The usual life of a successful total knee replacement is about 20 years. It may however vary under individual circumstances. If primary surgery is not successful then a revision knee replacement surgery is required where a part or the whole of the previous knee replacement needs to be revised.

There are several reasons for the failure of knee implants. Some of these reasons are wear, loosening, infection, fracture, instability, and patient related factors.

An unsuccessful primary knee replacement implant is usually indicated by an increase in pain or a decrease in knee function. Constant pain and swelling can indicate loosening, wear, or infection, and the location of the pain can be all over the knee or in one particular area.
The symptoms of failed primary knee replacement implant are limpness, stiffness, or instability. Patients who demonstrate these symptoms and signs may require revision joint surgery.
Revision Total Knee Replacement is the replacement of the previous failed total knee prosthesis with a new prosthesis. It is a complex procedure that requires extensive preoperative planning, specialised implants and tools, prolonged operating times, and mastery of difficult surgical techniques to achieve a good result.
While doing revision Total Knee Replacement, the surgeon will remove the primary Total Knee Replacement implants and prepare the bone fresh for revision implants. Removal of primary implant may need specialised tools and burrs. Revision implants are complex to use and often augments, rods, etc. are used to compensate for bone loss.
Post-operative care after knee revision surgery is very similar to the care of a primary knee replacement. This includes a combination of physical therapy, blood management, and pain medication as necessary. Antibiotics and some method of blood clot prevention will be continued in the postoperative period. A brace or splint may be used to protect the joint after the surgery.

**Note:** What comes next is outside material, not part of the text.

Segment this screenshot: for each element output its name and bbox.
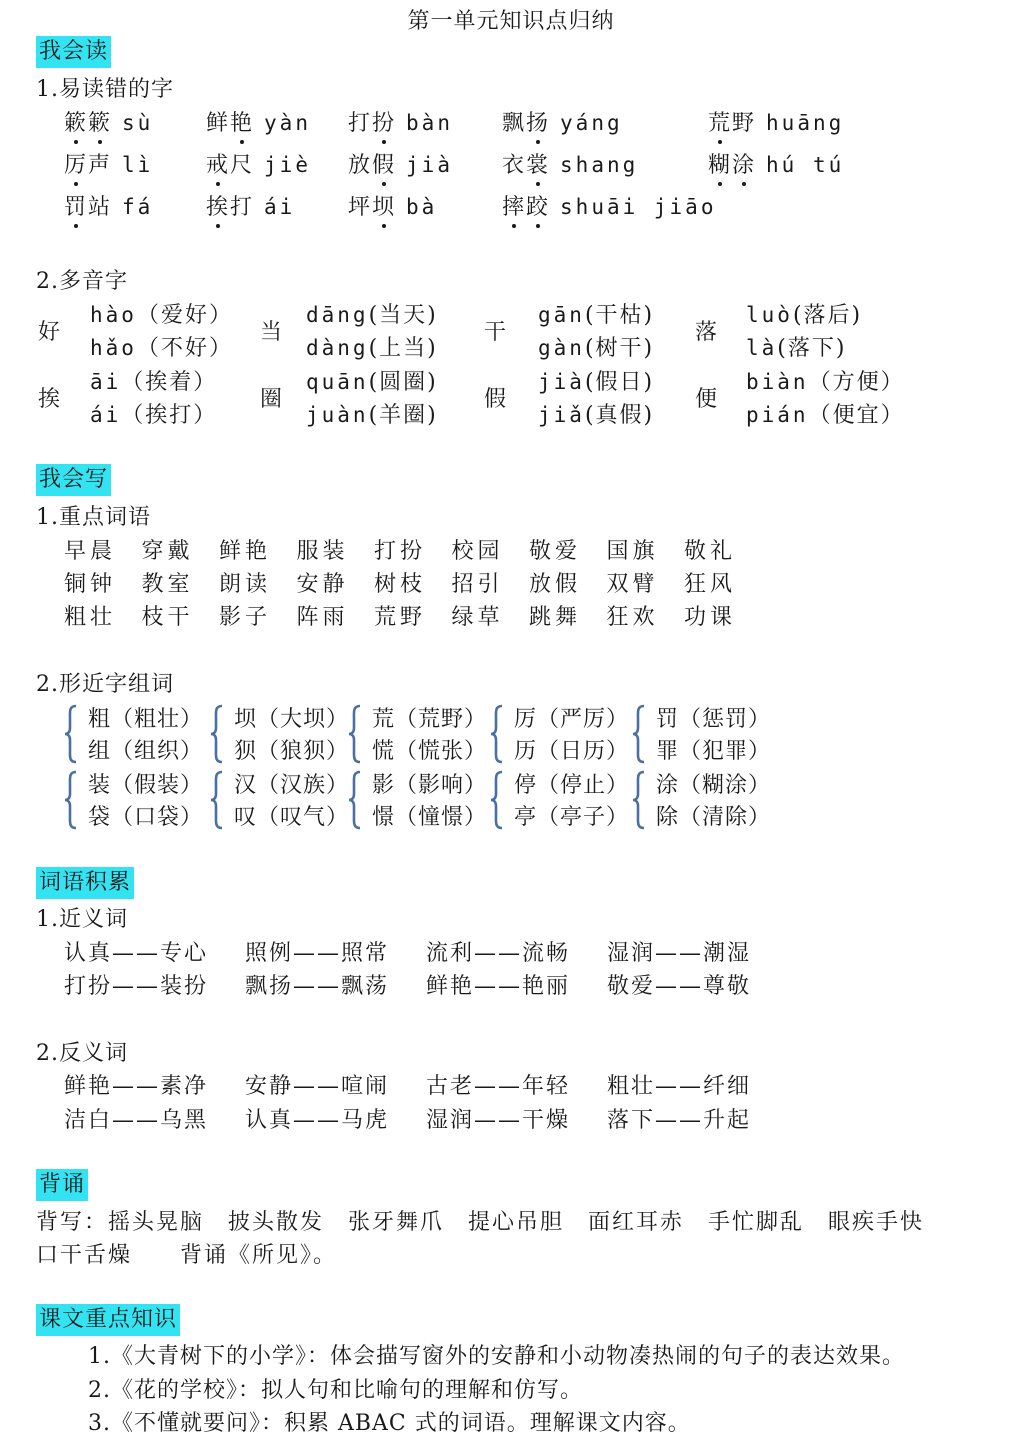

Recovery time after revision knee surgery is the same as primary knee replacement surgery and the results are as good as primary knee replacement surgery.
Greater than 90% of patients who undergo revision procedures can expect to have good to excellent results which includes pain relief with increased stability and function.
Revision knee replacement surgery is a complicated procedure and requires highly professional expertise.